La laïcité « à la française » : histoire et idéologie
La Révolution, entre « religion civile » et laïcisation
Dans la société de chrétienté, le problème du pouvoir était abordé, de façon dominante, sous l'angle des rapports distincts mais non séparés du spirituel et du temporel. Au cours des siècles, le temporel l'a de plus en plus emporté mais sans que le cadre institutionnel et socioculturel soit fondamentalement transformé. Ainsi, le roi de France est « le lieutenant de Dieu sur terre ». Sacré à Reims par l'archevêque de la ville, il reçoit alors l'onction et prête serment de défendre l'Église catholique et sa foi.
L'article 3 de la Déclaration des droits de l'homme et du citoyen opère un renversement complet du fondement du pouvoir en affirmant : « le principe de toute souveraineté réside essentiellement dans la nation. Nul corps, nul individu ne peut exercer d'autorité qui n'en émane expressément ». Naturellement, ce nouveau principe n'est pas élaboré ex nihilo par les constituants. Dès le Moyen Âge, certaines théories religieuses insistaient sur la médiation du « peuple » et sur son contrat implicite avec le souverain. Du xvie au xviiie siècle, théologies puis philosophies du politique avaient enrichi et sécularisé cette conception. On connaît l'impact de l'ouvrage de Jean-Jacques Rousseau, Le Contrat social. Son influence sur les constituants se marque non seulement dans cet article 3 mais dans les projets d'articles sur la religion qui substituent à la problématique des rapports du temporel et du spirituel celle de la « religion civile ». Avec cette dernière, Rousseau cherchait à concilier deux facteurs : la tolérance religieuse qui devait permettre de faire coexister plusieurs « religions positives » comportant chacune ses doctrines spécifiques et la nécessité de « dogmes élémentaires » (l'existence d'une divinité, la vie après la mort, la « sainteté » des lois, etc.), dogmes qui s'imposent car ils assurent son fondement à la morale commune indispensable au lien social.
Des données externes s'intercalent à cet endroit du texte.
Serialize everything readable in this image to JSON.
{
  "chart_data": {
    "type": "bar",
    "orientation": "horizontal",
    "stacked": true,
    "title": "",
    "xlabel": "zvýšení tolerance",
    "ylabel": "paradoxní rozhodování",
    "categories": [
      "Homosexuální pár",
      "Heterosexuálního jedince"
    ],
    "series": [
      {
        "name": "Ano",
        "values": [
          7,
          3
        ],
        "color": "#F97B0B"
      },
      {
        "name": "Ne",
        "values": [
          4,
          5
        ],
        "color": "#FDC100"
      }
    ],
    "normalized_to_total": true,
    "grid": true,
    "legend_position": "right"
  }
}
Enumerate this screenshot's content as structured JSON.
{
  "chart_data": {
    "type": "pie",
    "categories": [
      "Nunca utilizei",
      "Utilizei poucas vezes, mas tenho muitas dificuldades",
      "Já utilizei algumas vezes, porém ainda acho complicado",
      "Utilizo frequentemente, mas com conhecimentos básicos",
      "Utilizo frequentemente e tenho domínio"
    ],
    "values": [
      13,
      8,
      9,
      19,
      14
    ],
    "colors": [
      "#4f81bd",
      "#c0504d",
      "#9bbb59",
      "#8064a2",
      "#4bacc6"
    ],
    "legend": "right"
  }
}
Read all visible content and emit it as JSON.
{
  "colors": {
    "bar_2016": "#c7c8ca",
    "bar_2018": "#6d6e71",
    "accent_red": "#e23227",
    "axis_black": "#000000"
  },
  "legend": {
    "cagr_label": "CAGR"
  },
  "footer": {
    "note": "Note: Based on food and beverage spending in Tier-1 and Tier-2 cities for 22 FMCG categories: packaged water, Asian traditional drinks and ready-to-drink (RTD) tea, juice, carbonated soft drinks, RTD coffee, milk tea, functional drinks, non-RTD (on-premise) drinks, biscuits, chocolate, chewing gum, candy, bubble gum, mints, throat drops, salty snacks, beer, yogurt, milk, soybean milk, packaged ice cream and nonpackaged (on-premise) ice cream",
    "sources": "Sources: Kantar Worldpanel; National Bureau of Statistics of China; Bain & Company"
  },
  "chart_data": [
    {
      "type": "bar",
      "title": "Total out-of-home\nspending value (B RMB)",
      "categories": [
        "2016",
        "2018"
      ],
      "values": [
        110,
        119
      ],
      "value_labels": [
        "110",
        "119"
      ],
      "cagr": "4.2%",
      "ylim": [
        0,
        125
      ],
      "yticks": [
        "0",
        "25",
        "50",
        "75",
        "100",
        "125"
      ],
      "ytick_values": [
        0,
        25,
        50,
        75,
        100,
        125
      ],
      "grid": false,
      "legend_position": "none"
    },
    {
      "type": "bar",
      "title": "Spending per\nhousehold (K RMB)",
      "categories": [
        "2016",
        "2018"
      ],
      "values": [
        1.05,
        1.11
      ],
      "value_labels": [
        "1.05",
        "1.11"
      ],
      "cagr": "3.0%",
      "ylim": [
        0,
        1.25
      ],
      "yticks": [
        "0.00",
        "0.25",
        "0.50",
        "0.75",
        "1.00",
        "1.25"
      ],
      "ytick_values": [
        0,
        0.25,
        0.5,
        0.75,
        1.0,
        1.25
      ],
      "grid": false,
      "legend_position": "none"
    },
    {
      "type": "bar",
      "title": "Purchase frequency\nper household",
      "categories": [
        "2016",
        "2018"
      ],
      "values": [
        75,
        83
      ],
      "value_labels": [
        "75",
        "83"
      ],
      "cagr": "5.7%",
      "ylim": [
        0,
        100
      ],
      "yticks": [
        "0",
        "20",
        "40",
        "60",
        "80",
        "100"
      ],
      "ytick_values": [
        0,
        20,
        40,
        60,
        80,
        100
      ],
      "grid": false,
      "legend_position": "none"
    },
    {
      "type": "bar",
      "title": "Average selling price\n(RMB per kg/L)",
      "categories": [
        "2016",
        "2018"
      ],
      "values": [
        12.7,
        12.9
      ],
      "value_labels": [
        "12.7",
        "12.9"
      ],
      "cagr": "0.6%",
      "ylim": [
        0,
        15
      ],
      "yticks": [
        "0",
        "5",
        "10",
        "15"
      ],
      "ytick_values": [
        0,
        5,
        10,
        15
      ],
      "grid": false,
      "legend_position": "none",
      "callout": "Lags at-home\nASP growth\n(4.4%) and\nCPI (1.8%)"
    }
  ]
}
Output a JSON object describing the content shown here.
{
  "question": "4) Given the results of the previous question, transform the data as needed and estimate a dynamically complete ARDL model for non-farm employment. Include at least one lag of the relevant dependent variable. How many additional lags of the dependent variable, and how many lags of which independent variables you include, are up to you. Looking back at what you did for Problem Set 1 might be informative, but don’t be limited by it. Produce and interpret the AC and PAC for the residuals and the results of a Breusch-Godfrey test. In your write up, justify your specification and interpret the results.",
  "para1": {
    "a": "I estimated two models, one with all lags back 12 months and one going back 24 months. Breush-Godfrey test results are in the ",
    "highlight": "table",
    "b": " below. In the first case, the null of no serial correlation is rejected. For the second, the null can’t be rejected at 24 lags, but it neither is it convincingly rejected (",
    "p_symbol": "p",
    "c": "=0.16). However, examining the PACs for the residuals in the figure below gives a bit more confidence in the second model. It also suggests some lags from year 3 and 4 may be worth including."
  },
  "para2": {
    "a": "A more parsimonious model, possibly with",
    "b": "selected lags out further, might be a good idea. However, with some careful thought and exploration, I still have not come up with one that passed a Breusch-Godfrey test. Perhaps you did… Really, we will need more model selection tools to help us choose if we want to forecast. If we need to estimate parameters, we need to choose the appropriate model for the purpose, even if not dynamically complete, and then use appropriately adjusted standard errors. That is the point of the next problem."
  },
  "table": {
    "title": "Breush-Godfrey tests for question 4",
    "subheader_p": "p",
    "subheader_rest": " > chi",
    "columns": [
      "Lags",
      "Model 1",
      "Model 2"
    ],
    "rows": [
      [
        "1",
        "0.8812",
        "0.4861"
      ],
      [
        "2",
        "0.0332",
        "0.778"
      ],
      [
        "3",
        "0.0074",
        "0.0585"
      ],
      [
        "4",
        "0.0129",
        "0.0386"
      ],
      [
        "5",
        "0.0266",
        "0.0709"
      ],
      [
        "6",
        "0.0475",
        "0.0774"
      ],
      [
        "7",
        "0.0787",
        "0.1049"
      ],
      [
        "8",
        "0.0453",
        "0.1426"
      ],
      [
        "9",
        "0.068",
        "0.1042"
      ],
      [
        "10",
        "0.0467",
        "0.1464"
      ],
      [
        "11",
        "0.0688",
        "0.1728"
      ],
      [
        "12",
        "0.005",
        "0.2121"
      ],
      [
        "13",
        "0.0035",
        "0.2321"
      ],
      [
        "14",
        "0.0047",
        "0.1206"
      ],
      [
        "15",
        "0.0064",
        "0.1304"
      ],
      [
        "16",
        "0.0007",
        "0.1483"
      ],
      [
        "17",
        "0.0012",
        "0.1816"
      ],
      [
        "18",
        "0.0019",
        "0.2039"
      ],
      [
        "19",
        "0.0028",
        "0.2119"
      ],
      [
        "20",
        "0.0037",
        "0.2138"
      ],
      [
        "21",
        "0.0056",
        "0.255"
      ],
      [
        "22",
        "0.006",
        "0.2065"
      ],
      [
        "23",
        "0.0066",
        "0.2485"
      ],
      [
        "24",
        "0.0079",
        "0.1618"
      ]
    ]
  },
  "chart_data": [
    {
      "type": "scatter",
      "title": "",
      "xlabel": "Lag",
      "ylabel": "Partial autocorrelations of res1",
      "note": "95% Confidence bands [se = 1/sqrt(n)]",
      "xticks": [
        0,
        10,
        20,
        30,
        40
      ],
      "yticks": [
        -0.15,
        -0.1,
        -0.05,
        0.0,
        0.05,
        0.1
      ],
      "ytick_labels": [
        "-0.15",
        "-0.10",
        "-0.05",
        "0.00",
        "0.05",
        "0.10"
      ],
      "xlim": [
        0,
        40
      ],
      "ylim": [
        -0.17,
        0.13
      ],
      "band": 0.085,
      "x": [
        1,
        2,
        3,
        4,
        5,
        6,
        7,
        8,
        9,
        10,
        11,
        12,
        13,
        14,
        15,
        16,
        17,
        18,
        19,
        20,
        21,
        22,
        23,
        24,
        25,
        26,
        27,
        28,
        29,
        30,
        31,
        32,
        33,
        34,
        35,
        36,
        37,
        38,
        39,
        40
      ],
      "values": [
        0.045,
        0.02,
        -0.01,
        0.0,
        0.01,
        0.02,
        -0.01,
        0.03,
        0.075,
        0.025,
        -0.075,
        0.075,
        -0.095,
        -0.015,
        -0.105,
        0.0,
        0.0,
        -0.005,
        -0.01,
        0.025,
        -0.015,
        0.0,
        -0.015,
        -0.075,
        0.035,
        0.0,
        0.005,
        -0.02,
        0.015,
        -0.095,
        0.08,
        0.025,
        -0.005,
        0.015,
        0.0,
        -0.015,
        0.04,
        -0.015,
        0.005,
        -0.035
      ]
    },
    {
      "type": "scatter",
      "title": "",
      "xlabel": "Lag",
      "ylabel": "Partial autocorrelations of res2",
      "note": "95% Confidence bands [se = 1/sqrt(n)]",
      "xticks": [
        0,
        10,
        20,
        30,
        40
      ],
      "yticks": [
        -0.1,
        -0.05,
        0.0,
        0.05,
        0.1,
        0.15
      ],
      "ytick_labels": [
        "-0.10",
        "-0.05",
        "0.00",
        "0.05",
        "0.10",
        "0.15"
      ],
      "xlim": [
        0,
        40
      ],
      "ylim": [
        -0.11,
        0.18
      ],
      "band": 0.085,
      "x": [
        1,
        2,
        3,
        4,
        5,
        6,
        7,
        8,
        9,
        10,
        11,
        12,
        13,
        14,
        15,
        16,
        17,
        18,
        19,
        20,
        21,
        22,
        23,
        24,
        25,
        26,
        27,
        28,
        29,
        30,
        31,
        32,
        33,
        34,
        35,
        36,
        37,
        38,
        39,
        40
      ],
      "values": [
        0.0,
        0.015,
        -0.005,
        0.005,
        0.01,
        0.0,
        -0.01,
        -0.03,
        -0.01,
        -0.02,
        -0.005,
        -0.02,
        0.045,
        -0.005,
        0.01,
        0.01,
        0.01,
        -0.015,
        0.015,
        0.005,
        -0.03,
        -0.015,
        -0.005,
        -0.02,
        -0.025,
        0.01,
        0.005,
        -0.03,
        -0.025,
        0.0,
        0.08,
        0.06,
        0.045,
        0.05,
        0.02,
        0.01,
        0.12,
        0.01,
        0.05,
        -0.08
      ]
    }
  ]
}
Les États-Unis d'Amérique feront socialement coexister la liberté religieuse (et même, dès 1791, un certain type de séparation des Églises et de l'État) et l'existence d'une religion civile (qui perdure encore aujourd'hui). La France révolutionnaire et postrévolutionnaire ne pourra pas, malgré diverses tentatives, réaliser cette coexistence, et, à travers de multiples tâtonnements, des conflits et des compromis, elle inventera une solution différente : la laïcité.
Schématiquement, en effet, le pluralisme religieux américain permettait une dissociation entre la religion civile, qui contribue à fonder la morale commune, et les diverses « religions positives », essentiellement les multiples « dénominations » protestantes dont chacune n'avait plus (en général) l'idée d'être une Église exclusive mais se voulait une manifestation particulière[...]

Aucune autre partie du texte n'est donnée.